Christmas is what you make of it.

I think I've just put a finger on why I hate Christmas. The best holiday I've ever had occurred years ago when I still wanted "stuff" under the tree, but ended up getting so much more. I was around six or seven, so I was still living in New York at the time with my mother. We were living with my grandfather in Manhattan and one night my mother took me by the hand and walked with me down to Rockefeller Center. She put me on her shoulders (she was my height then--about 5'2") and we watched the big tree get lit. The crowds were pressing in on us and we could barely see, but we were there--we even got to see the Rockettes.

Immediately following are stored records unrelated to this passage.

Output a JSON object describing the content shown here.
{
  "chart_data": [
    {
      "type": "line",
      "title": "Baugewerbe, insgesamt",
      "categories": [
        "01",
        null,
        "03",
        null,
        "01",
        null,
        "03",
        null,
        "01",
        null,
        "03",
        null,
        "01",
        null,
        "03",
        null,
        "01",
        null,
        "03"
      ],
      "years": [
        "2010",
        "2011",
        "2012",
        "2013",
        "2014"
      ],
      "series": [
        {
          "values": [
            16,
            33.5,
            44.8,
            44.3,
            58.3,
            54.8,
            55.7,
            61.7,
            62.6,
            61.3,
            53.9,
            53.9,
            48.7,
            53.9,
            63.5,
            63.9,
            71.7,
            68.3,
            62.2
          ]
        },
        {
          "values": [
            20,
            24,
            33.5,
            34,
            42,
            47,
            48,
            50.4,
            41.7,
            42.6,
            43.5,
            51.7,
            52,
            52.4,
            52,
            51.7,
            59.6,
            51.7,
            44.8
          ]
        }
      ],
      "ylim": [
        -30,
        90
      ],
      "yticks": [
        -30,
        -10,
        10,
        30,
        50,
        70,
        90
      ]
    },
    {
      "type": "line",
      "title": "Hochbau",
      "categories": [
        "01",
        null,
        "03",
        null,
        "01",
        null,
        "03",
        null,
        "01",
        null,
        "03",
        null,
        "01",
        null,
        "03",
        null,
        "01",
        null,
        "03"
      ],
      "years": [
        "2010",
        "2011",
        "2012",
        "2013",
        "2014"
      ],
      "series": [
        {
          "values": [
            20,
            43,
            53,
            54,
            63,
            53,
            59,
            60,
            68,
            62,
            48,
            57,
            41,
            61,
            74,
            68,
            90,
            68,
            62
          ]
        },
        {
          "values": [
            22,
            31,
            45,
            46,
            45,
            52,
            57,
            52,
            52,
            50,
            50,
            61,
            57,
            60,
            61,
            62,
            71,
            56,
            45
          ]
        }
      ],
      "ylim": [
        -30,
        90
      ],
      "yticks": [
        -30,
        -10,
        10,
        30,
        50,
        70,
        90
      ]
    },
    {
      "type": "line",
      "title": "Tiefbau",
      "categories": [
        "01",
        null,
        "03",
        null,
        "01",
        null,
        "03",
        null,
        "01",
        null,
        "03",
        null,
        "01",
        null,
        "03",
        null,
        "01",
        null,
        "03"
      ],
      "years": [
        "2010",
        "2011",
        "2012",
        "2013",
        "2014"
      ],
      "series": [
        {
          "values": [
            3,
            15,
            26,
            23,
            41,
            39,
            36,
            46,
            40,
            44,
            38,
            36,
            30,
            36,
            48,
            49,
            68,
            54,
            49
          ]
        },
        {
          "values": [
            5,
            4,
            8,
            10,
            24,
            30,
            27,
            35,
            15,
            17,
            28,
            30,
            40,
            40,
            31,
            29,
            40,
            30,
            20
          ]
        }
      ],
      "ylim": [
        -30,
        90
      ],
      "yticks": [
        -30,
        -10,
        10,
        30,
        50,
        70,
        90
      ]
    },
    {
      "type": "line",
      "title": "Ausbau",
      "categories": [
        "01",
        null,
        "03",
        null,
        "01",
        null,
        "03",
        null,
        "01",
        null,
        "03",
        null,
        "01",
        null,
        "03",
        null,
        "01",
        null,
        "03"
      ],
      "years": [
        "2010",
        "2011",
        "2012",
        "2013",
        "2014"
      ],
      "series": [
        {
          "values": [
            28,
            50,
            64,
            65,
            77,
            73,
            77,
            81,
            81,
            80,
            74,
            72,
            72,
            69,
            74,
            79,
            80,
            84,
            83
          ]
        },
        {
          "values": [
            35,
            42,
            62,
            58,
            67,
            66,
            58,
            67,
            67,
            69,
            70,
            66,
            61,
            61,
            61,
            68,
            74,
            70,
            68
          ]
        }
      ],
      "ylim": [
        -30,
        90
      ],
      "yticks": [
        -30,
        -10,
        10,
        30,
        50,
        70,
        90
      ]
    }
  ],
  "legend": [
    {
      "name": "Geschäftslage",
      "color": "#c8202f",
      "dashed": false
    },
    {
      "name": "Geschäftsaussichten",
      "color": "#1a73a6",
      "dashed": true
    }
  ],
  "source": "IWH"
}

The memory of that makes me cry now because things are so different. In a couple of years, I'll be as old as she was that night and I still don't have kids--she had two by then: one six, one seven. I feel like we grew up together, and as I got older, I learned that we'll never have the sort of relationship a mother and daughter should. But the difference is that back then, she tried. The fact that she failed isn't what makes her a miserable mother. It's the fact that she gave up. No amount of Barbie dolls or Babysitter's Club books can make up for one's ineptitude in trying to understand the kid you keep calling "sensitive" and "emotional". You can't hide "don't care--rather have my new boyfriend" with gifts. That's when Christmas started to suck.

Growing up with my grandmother was fine for me. I feel like had this been another life, the tables would have been turned and she would have been my mother instead. Sadly, I'm closer to her than I am to my mom, but in a way it's because I felt like she actually wanted me, even with all my idiosyncrasies and my coke-bottle glasses. She never picked on me.

So...as I sit here now contemplating getting sloshed at 7 a.m., I ask one thing: figure out what you're celebrating now before it's too late. It's better to be happy and recieve nothing, than to have the world at your fingertips and be bitter. I figured out how I will be celebrating from now on--by closing old wounds.

Merry Christmas to all, and a Blessed Chanukah to all else.